[DG2] Frequent hangs/crashes on A380 (small BAR), possibly during OpenGL surface resize (Mesa _iris_batch_flush or kernel refcount_t: underflow; use-after-free.)
This seems to be a regression of some kind, possibly in userspace (maybe Mesa or KWin), as using previously-working kernels doesn't seem to trigger it. It does, however, sometimes lead to a kernel BUG.
Running OpenGL applications (under Mesa 24.1.3, iris) can cause either:
- The application to crash
- The wayland compositor to crash (KWin 6.1.2)
- XWayland (
SUSE LINUX Xwayland Version 24.1.0 (12401000)

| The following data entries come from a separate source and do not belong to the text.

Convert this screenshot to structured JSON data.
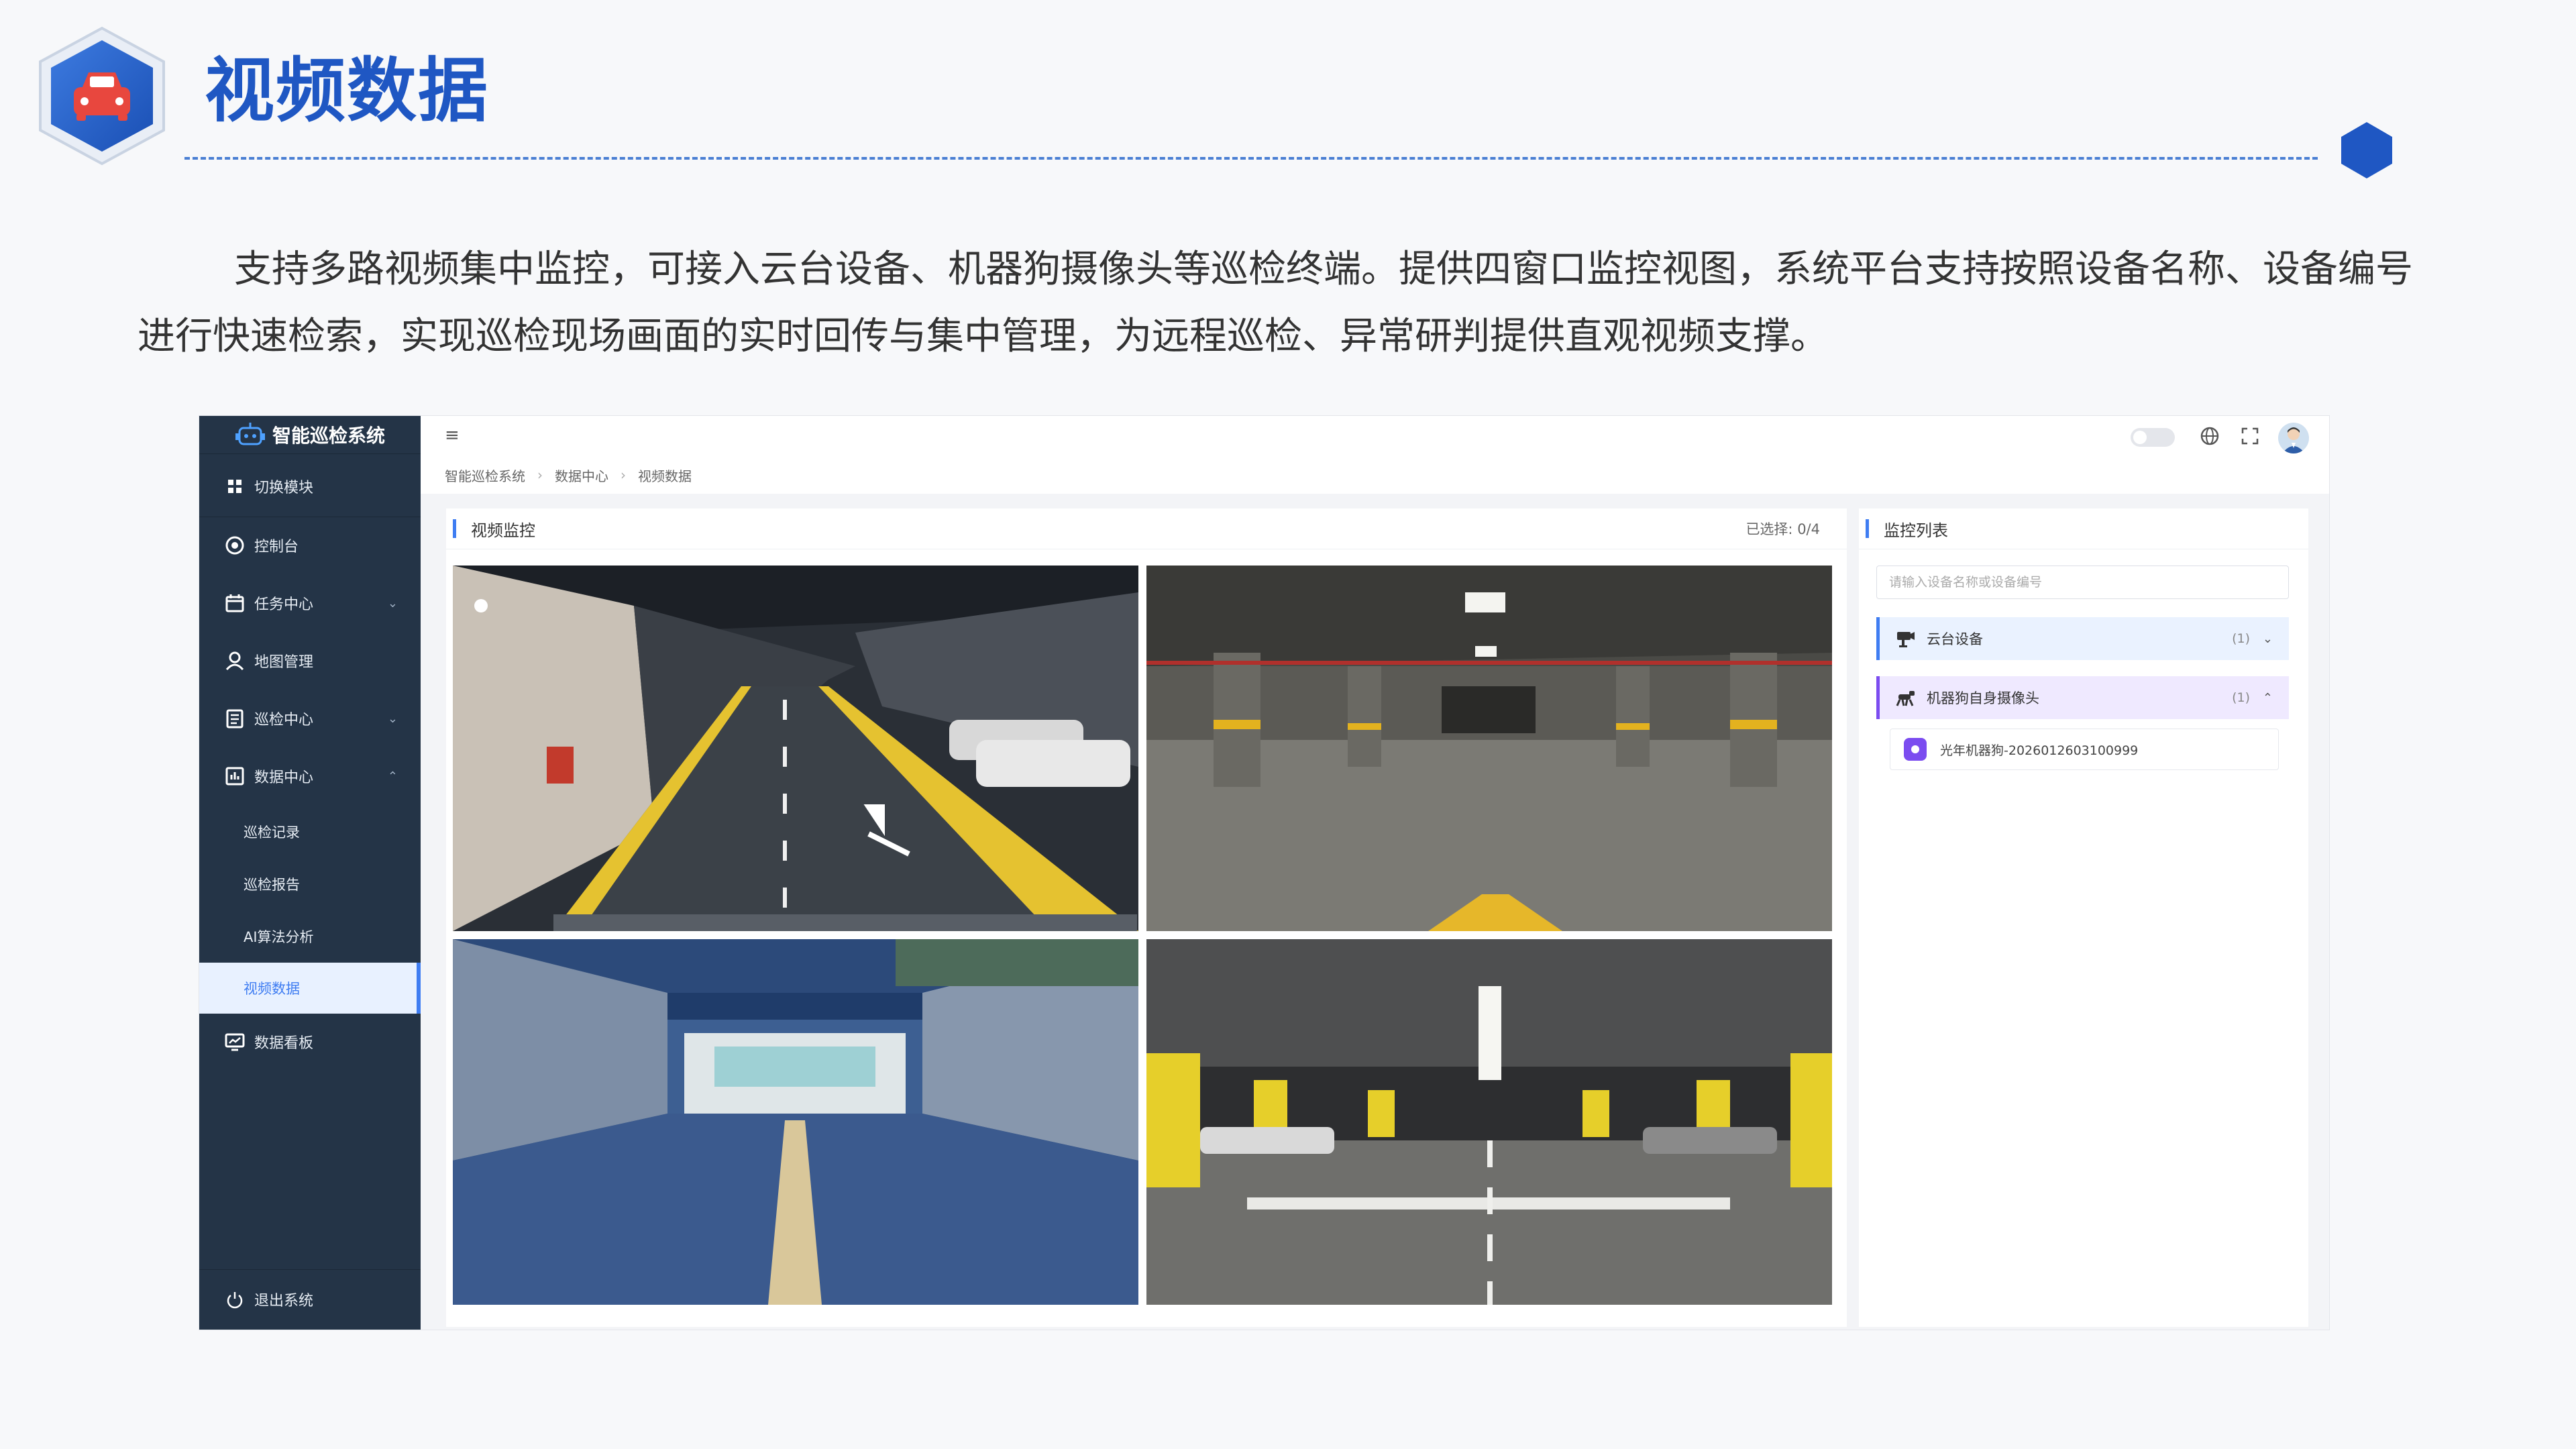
{
  "slide": {
    "title": "视频数据",
    "description": "支持多路视频集中监控，可接入云台设备、机器狗摄像头等巡检终端。提供四窗口监控视图，系统平台支持按照设备名称、设备编号进行快速检索，实现巡检现场画面的实时回传与集中管理，为远程巡检、异常研判提供直观视频支撑。",
    "logo_icon": "car-icon",
    "accent_color": "#1f57c3"
  },
  "app": {
    "brand": "智能巡检系统",
    "sidebar": {
      "switch_module": "切换模块",
      "items": [
        {
          "label": "控制台",
          "icon": "dashboard-icon"
        },
        {
          "label": "任务中心",
          "icon": "calendar-icon"
        },
        {
          "label": "地图管理",
          "icon": "map-user-icon"
        },
        {
          "label": "巡检中心",
          "icon": "list-icon"
        },
        {
          "label": "数据中心",
          "icon": "chart-icon"
        }
      ],
      "sub_items": [
        "巡检记录",
        "巡检报告",
        "AI算法分析",
        "视频数据"
      ],
      "data_board": "数据看板",
      "logout": "退出系统"
    },
    "breadcrumb": [
      "智能巡检系统",
      "数据中心",
      "视频数据"
    ],
    "video_panel": {
      "title": "视频监控",
      "selected": "已选择: 0/4"
    },
    "monitor_list": {
      "title": "监控列表",
      "search_placeholder": "请输入设备名称或设备编号",
      "groups": [
        {
          "label": "云台设备",
          "count": "(1)",
          "icon": "ptz-camera-icon"
        },
        {
          "label": "机器狗自身摄像头",
          "count": "(1)",
          "icon": "robot-dog-icon"
        }
      ],
      "device": "光年机器狗-2026012603100999"
    },
    "active_color": "#3f7df2",
    "sidebar_color": "#243447"
  }
}
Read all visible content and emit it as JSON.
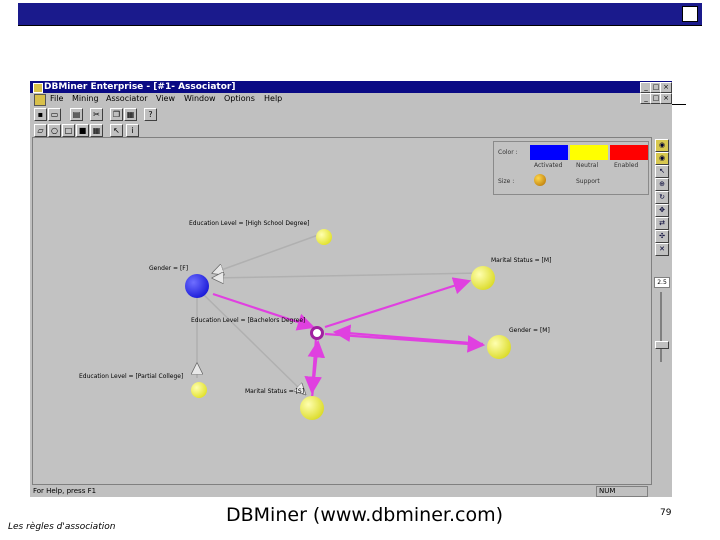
{
  "window": {
    "title": "DBMiner Enterprise - [#1- Associator]",
    "controls": [
      "_",
      "□",
      "×"
    ],
    "inner_controls": [
      "_",
      "□",
      "×"
    ]
  },
  "menu": [
    "File",
    "Mining",
    "Associator",
    "View",
    "Window",
    "Options",
    "Help"
  ],
  "legend": {
    "color_label": "Color :",
    "size_label": "Size :",
    "activated": "Activated",
    "neutral": "Neutral",
    "enabled": "Enabled",
    "support": "Support",
    "colors": {
      "activated": "#0000ff",
      "neutral": "#ffff00",
      "enabled": "#ff0000"
    }
  },
  "graph": {
    "nodes": [
      {
        "label": "Education Level = [High School Degree]",
        "color": "#e8e800"
      },
      {
        "label": "Gender = [F]",
        "color": "#1010ee"
      },
      {
        "label": "Marital Status = [M]",
        "color": "#e8e800"
      },
      {
        "label": "Education Level = [Bachelors Degree]",
        "color": "#ffffff"
      },
      {
        "label": "Gender = [M]",
        "color": "#e8e800"
      },
      {
        "label": "Education Level = [Partial College]",
        "color": "#e8e800"
      },
      {
        "label": "Marital Status = [S]",
        "color": "#e8e800"
      }
    ],
    "edge_colors": {
      "active": "#e040e0",
      "inactive": "#b0b0b0"
    }
  },
  "zoom": "2.5",
  "status": {
    "help": "For Help, press F1",
    "num": "NUM"
  },
  "slide": {
    "footer_left": "Les règles d'association",
    "caption": "DBMiner (www.dbminer.com)",
    "page_number": "79"
  }
}
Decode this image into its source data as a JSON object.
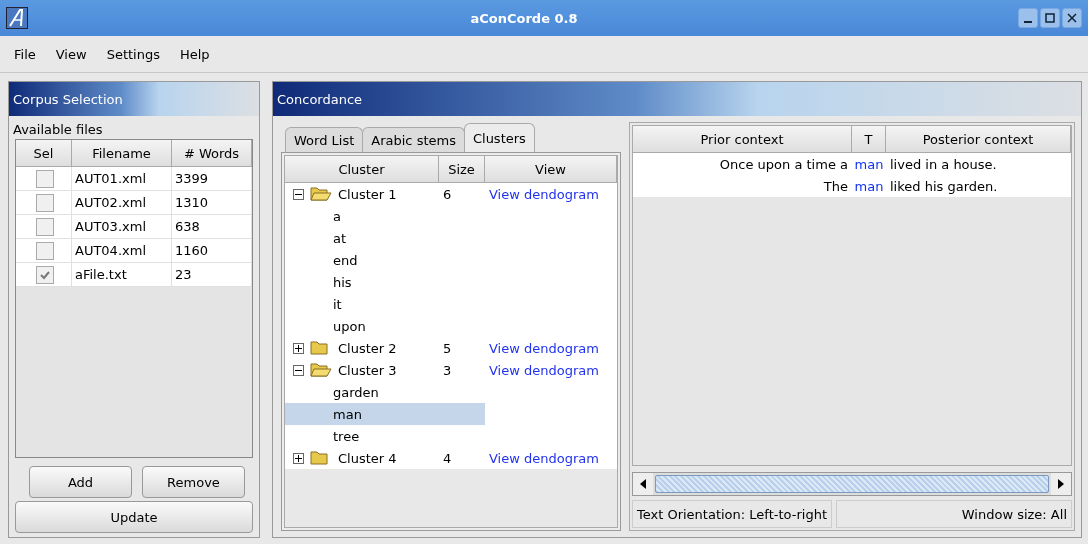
{
  "window": {
    "title": "aConCorde 0.8"
  },
  "menu": [
    "File",
    "View",
    "Settings",
    "Help"
  ],
  "corpus": {
    "title": "Corpus Selection",
    "label": "Available files",
    "columns": [
      "Sel",
      "Filename",
      "# Words"
    ],
    "rows": [
      {
        "checked": false,
        "filename": "AUT01.xml",
        "words": "3399"
      },
      {
        "checked": false,
        "filename": "AUT02.xml",
        "words": "1310"
      },
      {
        "checked": false,
        "filename": "AUT03.xml",
        "words": "638"
      },
      {
        "checked": false,
        "filename": "AUT04.xml",
        "words": "1160"
      },
      {
        "checked": true,
        "filename": "aFile.txt",
        "words": "23"
      }
    ],
    "buttons": [
      "Add",
      "Remove"
    ],
    "update": "Update"
  },
  "concordance": {
    "title": "Concordance",
    "tabs": [
      {
        "label": "Word List",
        "selected": false
      },
      {
        "label": "Arabic stems",
        "selected": false
      },
      {
        "label": "Clusters",
        "selected": true
      }
    ],
    "tree": {
      "columns": [
        "Cluster",
        "Size",
        "View"
      ],
      "items": [
        {
          "label": "Cluster 1",
          "size": "6",
          "link": "View dendogram",
          "expanded": true,
          "children": [
            {
              "label": "a",
              "selected": false
            },
            {
              "label": "at",
              "selected": false
            },
            {
              "label": "end",
              "selected": false
            },
            {
              "label": "his",
              "selected": false
            },
            {
              "label": "it",
              "selected": false
            },
            {
              "label": "upon",
              "selected": false
            }
          ]
        },
        {
          "label": "Cluster 2",
          "size": "5",
          "link": "View dendogram",
          "expanded": false
        },
        {
          "label": "Cluster 3",
          "size": "3",
          "link": "View dendogram",
          "expanded": true,
          "children": [
            {
              "label": "garden",
              "selected": false
            },
            {
              "label": "man",
              "selected": true
            },
            {
              "label": "tree",
              "selected": false
            }
          ]
        },
        {
          "label": "Cluster 4",
          "size": "4",
          "link": "View dendogram",
          "expanded": false
        }
      ]
    },
    "table": {
      "columns": [
        "Prior context",
        "T",
        "Posterior context"
      ],
      "rows": [
        {
          "prior": "Once upon a time a",
          "target": "man",
          "posterior": "lived in a house."
        },
        {
          "prior": "The",
          "target": "man",
          "posterior": "liked his garden."
        }
      ]
    },
    "status": [
      "Text Orientation: Left-to-right",
      "Window size: All"
    ]
  }
}
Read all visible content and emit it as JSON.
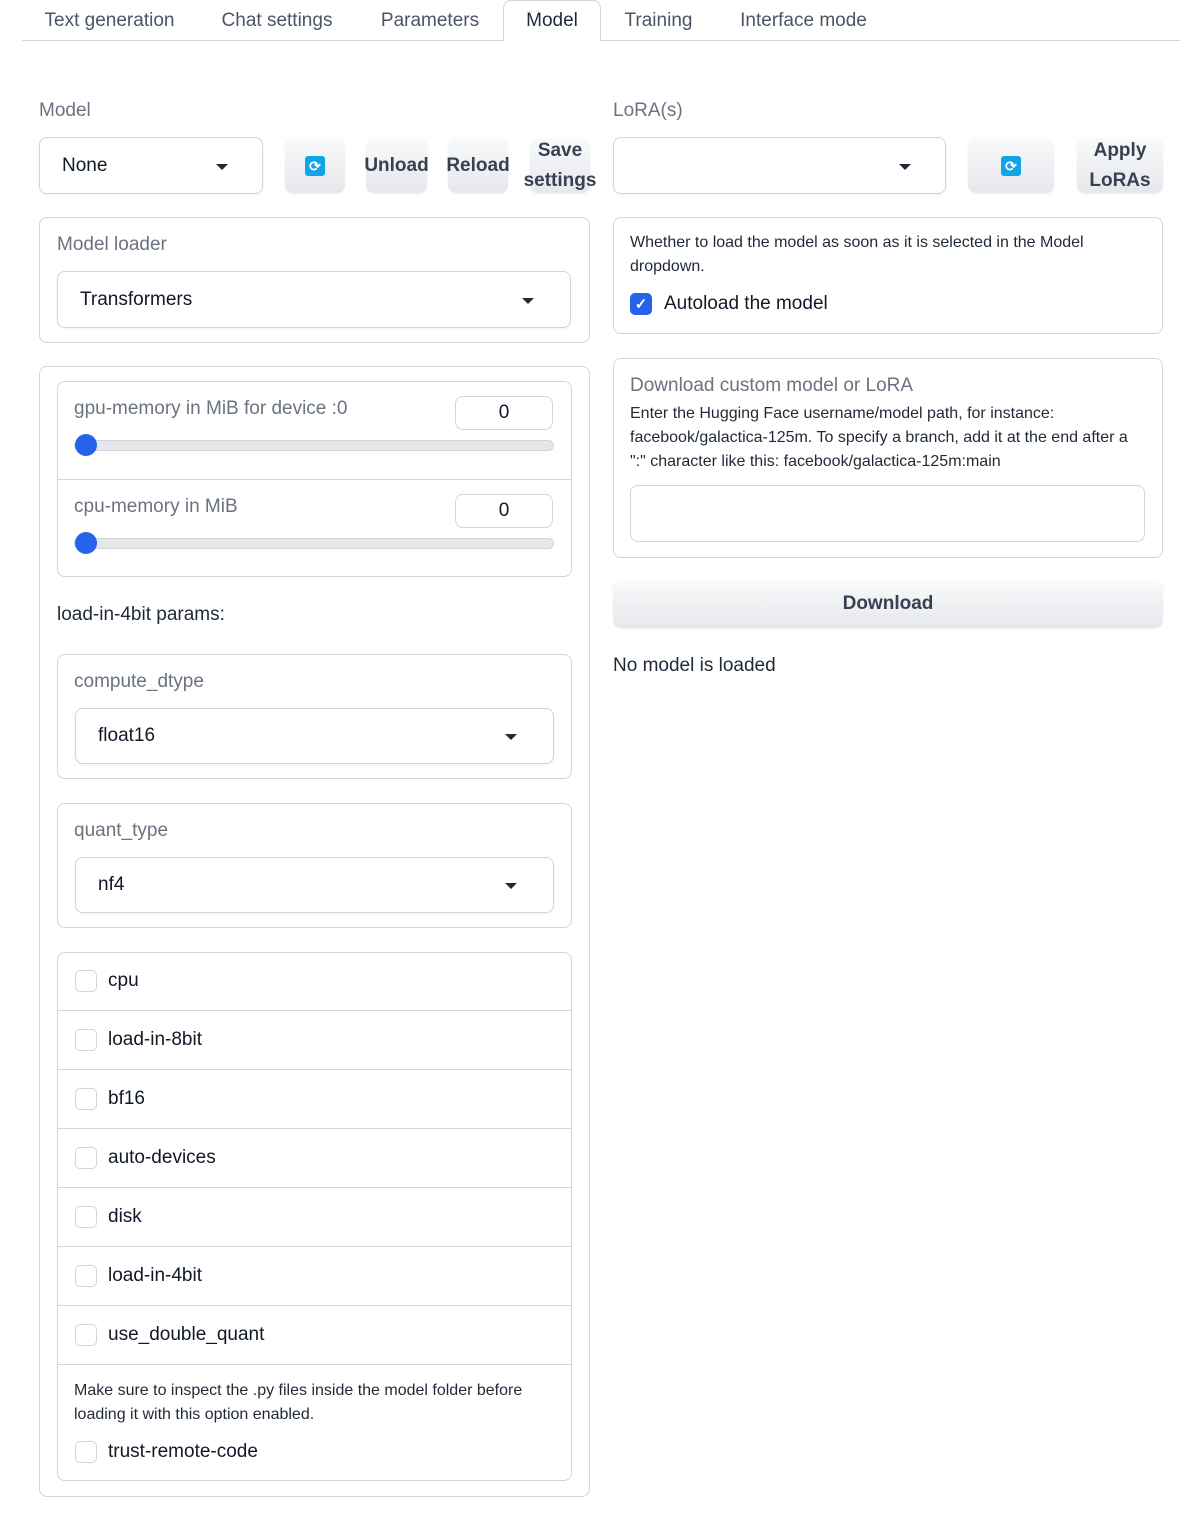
{
  "tabs": [
    {
      "label": "Text generation"
    },
    {
      "label": "Chat settings"
    },
    {
      "label": "Parameters"
    },
    {
      "label": "Model"
    },
    {
      "label": "Training"
    },
    {
      "label": "Interface mode"
    }
  ],
  "model": {
    "label": "Model",
    "selected": "None",
    "refresh_icon": "refresh-icon",
    "unload_label": "Unload",
    "reload_label": "Reload",
    "save_label_line1": "Save",
    "save_label_line2": "settings"
  },
  "lora": {
    "label": "LoRA(s)",
    "selected": "",
    "apply_line1": "Apply",
    "apply_line2": "LoRAs"
  },
  "loader": {
    "label": "Model loader",
    "selected": "Transformers"
  },
  "autoload": {
    "info": "Whether to load the model as soon as it is selected in the Model dropdown.",
    "label": "Autoload the model",
    "checked": true
  },
  "gpu_memory": {
    "label": "gpu-memory in MiB for device :0",
    "value": "0"
  },
  "cpu_memory": {
    "label": "cpu-memory in MiB",
    "value": "0"
  },
  "download": {
    "label": "Download custom model or LoRA",
    "info": "Enter the Hugging Face username/model path, for instance: facebook/galactica-125m. To specify a branch, add it at the end after a \":\" character like this: facebook/galactica-125m:main",
    "input_value": "",
    "button_label": "Download"
  },
  "status": "No model is loaded",
  "params_4bit_label": "load-in-4bit params:",
  "compute_dtype": {
    "label": "compute_dtype",
    "selected": "float16"
  },
  "quant_type": {
    "label": "quant_type",
    "selected": "nf4"
  },
  "checkboxes": [
    {
      "label": "cpu",
      "checked": false
    },
    {
      "label": "load-in-8bit",
      "checked": false
    },
    {
      "label": "bf16",
      "checked": false
    },
    {
      "label": "auto-devices",
      "checked": false
    },
    {
      "label": "disk",
      "checked": false
    },
    {
      "label": "load-in-4bit",
      "checked": false
    },
    {
      "label": "use_double_quant",
      "checked": false
    }
  ],
  "trust_remote": {
    "info": "Make sure to inspect the .py files inside the model folder before loading it with this option enabled.",
    "label": "trust-remote-code",
    "checked": false
  }
}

) to crash (if the application is running under XWayland) - Some combination of the above.
It's been difficult to find an exact repro case (for example, launching Steam used to reproduce it ~90% of the time, now seems stable), but I can relatively reliably cause a crash with:
- Building SDL, with the test programs enabled (-DSDL_TESTS=ON)
- Running 'testgl', either under XWayland (SDL_VIDEO_DRIVER=x11) or native Wayland (SDL_VIDEO_DRIVER=wayland).
- Repeatedly toggle fullscreen with Alt+Enter
- The system will slow down, and eventually a crash will occur (usually in KWin)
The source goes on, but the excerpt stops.